What is collated printing?
Even though many of us have printers in our home or offices, sometimes we still need the services of professional print companies. The world of printing can be quite complex, and there are lots of terminologies that many of us don't understand, mostly because printing is something that we don’t do that often. One part of printing terminology that can be hard to understand is collating. 'When printing with a professional printer, you might be asked, do you want your documents to be collated'
But what does collated printing actually mean?
The definition of 'collate' is to collect or gather related information together. Information can be any form of data, text, pictures or documents. In the printing world, the term collated usually refers to how the printed content is ordered or arranged.
Collated printing means that your document prints each page in sequential order, one after the other. Uncollated printing means that your document prints each page in a non-sequential order. The image below provides more detail on what exactly this means.
When would you use uncollated printing?
Understanding the difference between collated and uncollated is essential so that your project prints exactly how you want it to.
When printing more than one copy of a document, you usually want it to be printed in order, page by page. Lucky for us, collated is the default option on most printers and is usually the method you will use for documents like reports or presentations.

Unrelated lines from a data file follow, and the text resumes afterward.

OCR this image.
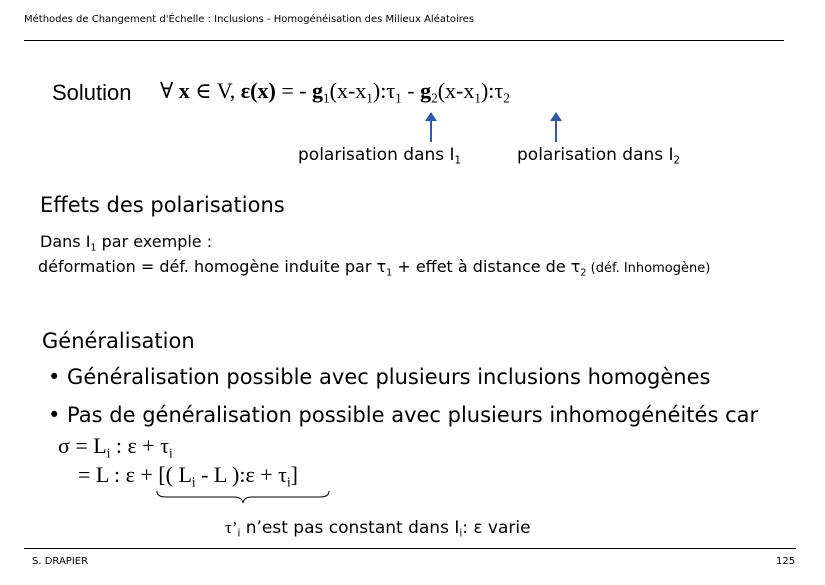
Méthodes de Changement d'Échelle : Inclusions - Homogénéisation des Milieux Aléatoires
Solution ∀ x ∈ V, ε(x) = - $g_1(x-x_1):\tau_1$ - $g_2(x-x_1):\tau_2$
polarisation dans $I_1$	polarisation dans $I_2$
Effets des polarisations
Dans $I_1$ par exemple :
déformation = déf. homogène induite par $\tau_1$ + effet à distance de $\tau_2$ (déf. Inhomogène)
Généralisation
• Généralisation possible avec plusieurs inclusions homogènes
• Pas de généralisation possible avec plusieurs inhomogénéités car
$\sigma = L_i$ : $\varepsilon + \tau_i$
= L : ε + [( $L_i$ - L ):ε + $\tau_i$]
$\tau’_i$ n’est pas constant dans $I_i$: ε varie
S. DRAPIER	125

Uncollated printing could be used when you want to keep the printed pages separate, to distribute them individually, for example. These could be in the form of presentation exhibits, application forms or handouts.
The benefits of collated printouts
Collating documents creates consistency and reduces the time and hassle of arranging individual pages from different sets and putting them back into order because it already prints in order. It's the best option for most documents, whether you are printing out leaflets or booklets or just printing out long documents. It often saves you having to bind documents as well.
How to collate on your printer
Collated printing is the default printing option for all Microsoft Office documents (Word, Excel, PowerPoint, etc.). Therefore, it is the printing option you'll probably use the majority of the time.
This means that the only time you need to worry about how to set collating in the settings is when you want to print your files uncollated.
Remember, uncollated printing only applies when you're printing more than one copy of a document. If you're only printing one copy, then there is absolutely no difference between collated and uncollated.
Depending on the type of document you're printing and its end-use, you may need to choose between collated and uncollated.